Authors: Xue WANG*, , Tung FUNG, The Chinese University of Hong Kong
Topics: Remote Sensing, Urban Geography
Keywords: Urban impervious surface, Spectral mixture analysis (SMA), V-I-S model, Coarse resolution, Multi-sensor
Session Type: Paper
Start / End Time: 8:00 AM / 9:40 AM
Room: Lafayette, Marriott, River Tower Elevators, 41st Floor
Presentation File: No File Uploaded
Although urban remote sensing has focused on mapping, monitoring, and understanding urban phenomena for many years, mapping urban areas at regional and global scales remains one of the most challenging tasks. The reasons are not only that there are few effective methods for urban mapping, but also that the definition of urban is always debatable, which influences the accuracy assessment of urban extraction. Therefore, instead of extracting urban areas directly, this study estimated urban impervious surface fraction at subpixel level for analyzing urban environments.

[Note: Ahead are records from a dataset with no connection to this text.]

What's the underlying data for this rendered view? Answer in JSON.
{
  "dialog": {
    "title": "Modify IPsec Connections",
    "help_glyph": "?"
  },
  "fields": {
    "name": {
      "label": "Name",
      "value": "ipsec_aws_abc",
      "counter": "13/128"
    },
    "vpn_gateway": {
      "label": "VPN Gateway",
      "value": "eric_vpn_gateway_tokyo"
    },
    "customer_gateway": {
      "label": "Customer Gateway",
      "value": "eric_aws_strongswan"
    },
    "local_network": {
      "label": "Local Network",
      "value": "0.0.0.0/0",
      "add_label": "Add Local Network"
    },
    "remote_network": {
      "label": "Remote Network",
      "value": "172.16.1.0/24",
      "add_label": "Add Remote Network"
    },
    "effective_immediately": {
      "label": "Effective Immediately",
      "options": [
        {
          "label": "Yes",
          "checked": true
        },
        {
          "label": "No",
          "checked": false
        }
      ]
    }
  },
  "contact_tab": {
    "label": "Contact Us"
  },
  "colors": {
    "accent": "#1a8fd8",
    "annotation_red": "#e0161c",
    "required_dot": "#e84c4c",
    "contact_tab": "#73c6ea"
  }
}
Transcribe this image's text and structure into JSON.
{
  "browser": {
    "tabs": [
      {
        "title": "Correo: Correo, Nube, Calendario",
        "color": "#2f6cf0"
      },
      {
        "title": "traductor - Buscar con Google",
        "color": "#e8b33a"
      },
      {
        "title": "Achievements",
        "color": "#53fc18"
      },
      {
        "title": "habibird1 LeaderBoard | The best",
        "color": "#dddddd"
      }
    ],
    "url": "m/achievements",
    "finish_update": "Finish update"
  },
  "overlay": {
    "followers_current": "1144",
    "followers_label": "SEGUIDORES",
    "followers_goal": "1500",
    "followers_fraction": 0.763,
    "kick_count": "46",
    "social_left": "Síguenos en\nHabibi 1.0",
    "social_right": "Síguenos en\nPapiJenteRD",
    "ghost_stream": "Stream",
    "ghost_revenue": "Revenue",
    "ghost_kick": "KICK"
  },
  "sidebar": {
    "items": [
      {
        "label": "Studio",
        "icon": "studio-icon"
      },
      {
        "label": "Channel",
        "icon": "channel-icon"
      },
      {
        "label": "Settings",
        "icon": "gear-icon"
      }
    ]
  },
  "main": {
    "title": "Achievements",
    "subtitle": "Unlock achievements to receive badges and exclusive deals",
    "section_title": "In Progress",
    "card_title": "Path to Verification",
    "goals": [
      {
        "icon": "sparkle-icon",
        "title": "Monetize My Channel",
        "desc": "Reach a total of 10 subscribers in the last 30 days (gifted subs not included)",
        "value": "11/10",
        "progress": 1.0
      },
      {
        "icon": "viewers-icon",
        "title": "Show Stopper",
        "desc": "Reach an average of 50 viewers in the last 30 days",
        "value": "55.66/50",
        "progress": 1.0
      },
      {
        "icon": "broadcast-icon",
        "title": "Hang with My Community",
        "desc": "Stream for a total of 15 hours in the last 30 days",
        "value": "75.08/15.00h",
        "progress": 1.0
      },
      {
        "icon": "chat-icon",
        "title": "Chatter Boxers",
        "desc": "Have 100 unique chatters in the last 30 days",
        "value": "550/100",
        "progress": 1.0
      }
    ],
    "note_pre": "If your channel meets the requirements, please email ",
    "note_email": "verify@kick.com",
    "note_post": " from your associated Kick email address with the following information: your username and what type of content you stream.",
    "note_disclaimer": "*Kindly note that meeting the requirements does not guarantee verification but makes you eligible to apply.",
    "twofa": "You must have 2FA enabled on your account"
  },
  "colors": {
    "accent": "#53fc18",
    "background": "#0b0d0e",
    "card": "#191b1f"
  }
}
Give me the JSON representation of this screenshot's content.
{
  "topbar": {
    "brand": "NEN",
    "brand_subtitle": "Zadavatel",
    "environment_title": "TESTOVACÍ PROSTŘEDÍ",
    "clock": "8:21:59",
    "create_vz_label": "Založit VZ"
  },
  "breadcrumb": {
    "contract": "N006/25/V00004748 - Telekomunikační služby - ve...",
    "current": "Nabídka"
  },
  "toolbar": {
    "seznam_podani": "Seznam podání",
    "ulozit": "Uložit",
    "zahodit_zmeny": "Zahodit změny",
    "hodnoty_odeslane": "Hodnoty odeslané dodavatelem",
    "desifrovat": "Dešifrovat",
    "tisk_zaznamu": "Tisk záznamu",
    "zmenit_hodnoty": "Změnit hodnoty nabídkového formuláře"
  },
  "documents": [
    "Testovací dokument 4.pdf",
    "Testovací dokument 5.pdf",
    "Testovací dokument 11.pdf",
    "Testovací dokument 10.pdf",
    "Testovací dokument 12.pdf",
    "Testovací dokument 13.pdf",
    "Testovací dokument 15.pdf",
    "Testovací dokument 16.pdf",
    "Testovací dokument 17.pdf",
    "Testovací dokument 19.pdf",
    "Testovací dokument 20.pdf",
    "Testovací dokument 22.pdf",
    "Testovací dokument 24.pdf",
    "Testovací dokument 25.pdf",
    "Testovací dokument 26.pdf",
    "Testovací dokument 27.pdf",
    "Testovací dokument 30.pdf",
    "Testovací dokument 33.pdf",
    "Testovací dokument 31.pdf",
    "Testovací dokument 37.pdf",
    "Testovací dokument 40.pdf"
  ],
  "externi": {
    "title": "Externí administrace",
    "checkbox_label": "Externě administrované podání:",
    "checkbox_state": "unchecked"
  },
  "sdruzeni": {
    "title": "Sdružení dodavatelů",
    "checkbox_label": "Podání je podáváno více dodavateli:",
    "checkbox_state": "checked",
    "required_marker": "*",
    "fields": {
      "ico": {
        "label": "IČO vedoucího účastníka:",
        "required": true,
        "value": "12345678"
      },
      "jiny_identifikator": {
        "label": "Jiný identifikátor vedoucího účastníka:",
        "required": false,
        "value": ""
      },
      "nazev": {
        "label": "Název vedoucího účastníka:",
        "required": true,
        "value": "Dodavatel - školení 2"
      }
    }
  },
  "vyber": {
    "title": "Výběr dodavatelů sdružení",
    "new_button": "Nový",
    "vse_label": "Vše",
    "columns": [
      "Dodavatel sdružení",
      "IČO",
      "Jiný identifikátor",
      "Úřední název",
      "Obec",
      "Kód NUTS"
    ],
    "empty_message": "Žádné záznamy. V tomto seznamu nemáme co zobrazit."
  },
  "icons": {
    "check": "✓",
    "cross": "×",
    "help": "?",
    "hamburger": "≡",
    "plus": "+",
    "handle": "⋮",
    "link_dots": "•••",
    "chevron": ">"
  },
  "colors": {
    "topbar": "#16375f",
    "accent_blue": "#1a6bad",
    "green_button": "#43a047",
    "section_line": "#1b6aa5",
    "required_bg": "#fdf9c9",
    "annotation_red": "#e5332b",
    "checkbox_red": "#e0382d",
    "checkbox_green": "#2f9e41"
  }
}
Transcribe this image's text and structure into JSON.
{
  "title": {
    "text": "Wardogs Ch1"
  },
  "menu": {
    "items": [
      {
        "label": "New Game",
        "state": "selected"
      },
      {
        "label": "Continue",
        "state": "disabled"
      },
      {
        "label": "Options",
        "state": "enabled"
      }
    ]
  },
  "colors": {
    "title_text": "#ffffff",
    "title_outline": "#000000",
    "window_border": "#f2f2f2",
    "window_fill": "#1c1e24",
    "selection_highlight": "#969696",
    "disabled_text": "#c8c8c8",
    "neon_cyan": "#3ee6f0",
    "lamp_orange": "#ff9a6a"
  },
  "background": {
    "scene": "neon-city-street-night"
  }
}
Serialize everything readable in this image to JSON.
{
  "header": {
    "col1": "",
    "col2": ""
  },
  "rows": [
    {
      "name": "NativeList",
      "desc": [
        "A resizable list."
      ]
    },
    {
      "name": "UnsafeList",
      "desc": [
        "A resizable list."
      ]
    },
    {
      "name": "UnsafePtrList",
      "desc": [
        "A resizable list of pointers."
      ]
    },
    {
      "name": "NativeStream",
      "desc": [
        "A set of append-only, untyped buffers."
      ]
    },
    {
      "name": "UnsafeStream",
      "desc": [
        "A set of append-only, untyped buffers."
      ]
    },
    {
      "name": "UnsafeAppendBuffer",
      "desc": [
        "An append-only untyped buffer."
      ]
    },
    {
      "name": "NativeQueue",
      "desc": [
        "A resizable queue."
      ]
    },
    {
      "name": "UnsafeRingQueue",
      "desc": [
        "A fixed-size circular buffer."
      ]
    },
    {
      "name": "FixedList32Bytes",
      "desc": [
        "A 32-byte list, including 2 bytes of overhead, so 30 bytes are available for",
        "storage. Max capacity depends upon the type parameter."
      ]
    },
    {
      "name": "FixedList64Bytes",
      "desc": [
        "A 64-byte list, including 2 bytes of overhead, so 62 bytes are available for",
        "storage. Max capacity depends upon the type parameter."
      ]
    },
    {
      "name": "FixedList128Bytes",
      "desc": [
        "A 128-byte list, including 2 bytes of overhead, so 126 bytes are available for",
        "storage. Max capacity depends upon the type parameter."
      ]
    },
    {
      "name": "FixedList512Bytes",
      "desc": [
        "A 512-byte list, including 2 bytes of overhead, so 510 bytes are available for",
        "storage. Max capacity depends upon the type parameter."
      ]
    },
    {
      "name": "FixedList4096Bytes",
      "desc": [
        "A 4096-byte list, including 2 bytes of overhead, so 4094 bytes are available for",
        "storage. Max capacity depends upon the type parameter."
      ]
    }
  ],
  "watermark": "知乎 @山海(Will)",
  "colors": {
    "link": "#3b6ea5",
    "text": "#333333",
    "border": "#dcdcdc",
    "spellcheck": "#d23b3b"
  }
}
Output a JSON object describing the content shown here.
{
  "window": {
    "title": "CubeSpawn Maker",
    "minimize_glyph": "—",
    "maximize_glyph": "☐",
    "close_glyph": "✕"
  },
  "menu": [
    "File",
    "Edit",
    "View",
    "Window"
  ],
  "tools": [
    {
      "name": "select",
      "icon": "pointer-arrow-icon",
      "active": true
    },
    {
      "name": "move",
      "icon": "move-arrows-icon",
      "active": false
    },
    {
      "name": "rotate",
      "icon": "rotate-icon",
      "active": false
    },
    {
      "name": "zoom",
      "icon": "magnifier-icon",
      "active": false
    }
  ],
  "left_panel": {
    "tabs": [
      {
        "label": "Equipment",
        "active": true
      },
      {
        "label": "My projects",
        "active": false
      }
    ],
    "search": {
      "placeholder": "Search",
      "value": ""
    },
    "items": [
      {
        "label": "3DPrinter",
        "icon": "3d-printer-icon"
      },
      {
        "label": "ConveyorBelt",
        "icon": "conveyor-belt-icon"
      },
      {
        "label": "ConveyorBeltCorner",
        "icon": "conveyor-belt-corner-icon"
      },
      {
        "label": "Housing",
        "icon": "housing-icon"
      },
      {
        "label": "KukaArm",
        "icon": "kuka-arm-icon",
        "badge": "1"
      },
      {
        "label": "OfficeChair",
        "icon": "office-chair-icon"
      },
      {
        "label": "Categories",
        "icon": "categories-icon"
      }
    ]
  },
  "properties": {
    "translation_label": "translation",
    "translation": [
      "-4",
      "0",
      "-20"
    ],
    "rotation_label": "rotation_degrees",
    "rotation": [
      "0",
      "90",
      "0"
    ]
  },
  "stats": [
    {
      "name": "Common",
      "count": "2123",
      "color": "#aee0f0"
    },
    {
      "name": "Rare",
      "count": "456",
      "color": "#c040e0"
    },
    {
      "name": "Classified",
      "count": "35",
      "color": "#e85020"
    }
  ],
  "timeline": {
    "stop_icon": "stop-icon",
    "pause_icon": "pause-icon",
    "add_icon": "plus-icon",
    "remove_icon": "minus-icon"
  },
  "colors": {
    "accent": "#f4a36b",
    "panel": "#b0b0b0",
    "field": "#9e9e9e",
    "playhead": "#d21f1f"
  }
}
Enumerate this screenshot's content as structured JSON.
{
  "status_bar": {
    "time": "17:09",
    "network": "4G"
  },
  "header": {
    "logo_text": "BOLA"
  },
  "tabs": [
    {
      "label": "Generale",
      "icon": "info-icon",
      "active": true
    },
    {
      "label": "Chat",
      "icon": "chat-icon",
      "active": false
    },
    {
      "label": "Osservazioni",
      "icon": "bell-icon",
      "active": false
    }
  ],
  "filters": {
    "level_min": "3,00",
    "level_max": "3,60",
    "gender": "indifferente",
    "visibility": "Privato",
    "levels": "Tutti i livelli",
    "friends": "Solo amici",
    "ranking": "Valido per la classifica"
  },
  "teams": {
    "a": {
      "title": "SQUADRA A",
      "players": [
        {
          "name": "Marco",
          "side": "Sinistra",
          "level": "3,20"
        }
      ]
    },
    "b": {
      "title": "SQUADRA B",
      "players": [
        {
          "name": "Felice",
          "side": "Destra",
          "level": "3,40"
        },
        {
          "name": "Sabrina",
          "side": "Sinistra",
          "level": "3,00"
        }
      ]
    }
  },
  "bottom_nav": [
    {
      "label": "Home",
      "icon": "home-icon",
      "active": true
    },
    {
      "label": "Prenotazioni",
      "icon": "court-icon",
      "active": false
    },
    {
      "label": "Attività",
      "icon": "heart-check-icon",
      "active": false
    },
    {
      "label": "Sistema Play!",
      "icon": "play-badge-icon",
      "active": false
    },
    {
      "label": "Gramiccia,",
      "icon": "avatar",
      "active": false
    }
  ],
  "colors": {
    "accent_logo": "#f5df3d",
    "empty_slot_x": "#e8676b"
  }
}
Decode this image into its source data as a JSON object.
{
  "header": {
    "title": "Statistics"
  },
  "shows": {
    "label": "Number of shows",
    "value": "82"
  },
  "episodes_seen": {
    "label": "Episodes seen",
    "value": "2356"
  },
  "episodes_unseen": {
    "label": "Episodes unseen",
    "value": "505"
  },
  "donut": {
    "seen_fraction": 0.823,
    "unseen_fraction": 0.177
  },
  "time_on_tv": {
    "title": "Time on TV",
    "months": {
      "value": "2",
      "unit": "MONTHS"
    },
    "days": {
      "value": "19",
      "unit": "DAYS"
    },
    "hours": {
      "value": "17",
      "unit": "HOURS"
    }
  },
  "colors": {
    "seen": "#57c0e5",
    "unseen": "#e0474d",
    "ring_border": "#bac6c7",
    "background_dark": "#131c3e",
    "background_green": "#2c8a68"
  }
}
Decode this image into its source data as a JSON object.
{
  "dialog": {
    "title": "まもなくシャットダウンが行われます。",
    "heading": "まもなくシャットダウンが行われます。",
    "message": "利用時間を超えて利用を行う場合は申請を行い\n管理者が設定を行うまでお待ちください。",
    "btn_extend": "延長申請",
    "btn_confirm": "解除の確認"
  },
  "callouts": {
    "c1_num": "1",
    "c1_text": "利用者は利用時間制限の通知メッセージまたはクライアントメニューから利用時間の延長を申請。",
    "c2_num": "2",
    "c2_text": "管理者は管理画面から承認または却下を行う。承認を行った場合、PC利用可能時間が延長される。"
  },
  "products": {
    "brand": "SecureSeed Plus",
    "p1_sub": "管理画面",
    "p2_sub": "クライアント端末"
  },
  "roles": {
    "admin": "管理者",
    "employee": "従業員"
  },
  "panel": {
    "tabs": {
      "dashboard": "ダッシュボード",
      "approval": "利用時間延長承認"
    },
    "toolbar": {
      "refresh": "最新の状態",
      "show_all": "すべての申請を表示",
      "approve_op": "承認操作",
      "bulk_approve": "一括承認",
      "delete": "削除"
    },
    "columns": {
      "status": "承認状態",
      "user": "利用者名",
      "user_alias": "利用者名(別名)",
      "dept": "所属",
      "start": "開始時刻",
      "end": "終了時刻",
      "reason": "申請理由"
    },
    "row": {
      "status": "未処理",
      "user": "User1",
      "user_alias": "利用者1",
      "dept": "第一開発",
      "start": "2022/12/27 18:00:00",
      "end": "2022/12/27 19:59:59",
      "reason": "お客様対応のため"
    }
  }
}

Spectral mixture analysis (SMA) has been widely used in estimating impervious surface distribution based on high and medium resolution images, but rarely been applied to coarse resolution images due to the difficulty of deriving endmember spectra using traditional endmember selection methods. However, in order to monitor urban phenomena at regional and global scales, different coarse resolution datasets (i.e. MODIS NDVI, MODIS LST and DMSP/OLS NTL data) were used in this study because of their coverage and complementary information they offered. Therefore, to address the problem of conducting SMA on coarse resolution images, the method of this study can be described as follows. Firstly, the vegetation-impervious-soil model (V-I-S model) was employed in the SMA. Then, spectra of the three endmembers (i.e. vegetation, impervious surface and soil) were extrapolated through linear spectral mixing model and least square straight (LSS) line method with known abundance knowledge of sample pixels. Finally, with the derived endmembers, each endmember fraction was calculated, including the impervious surface fraction.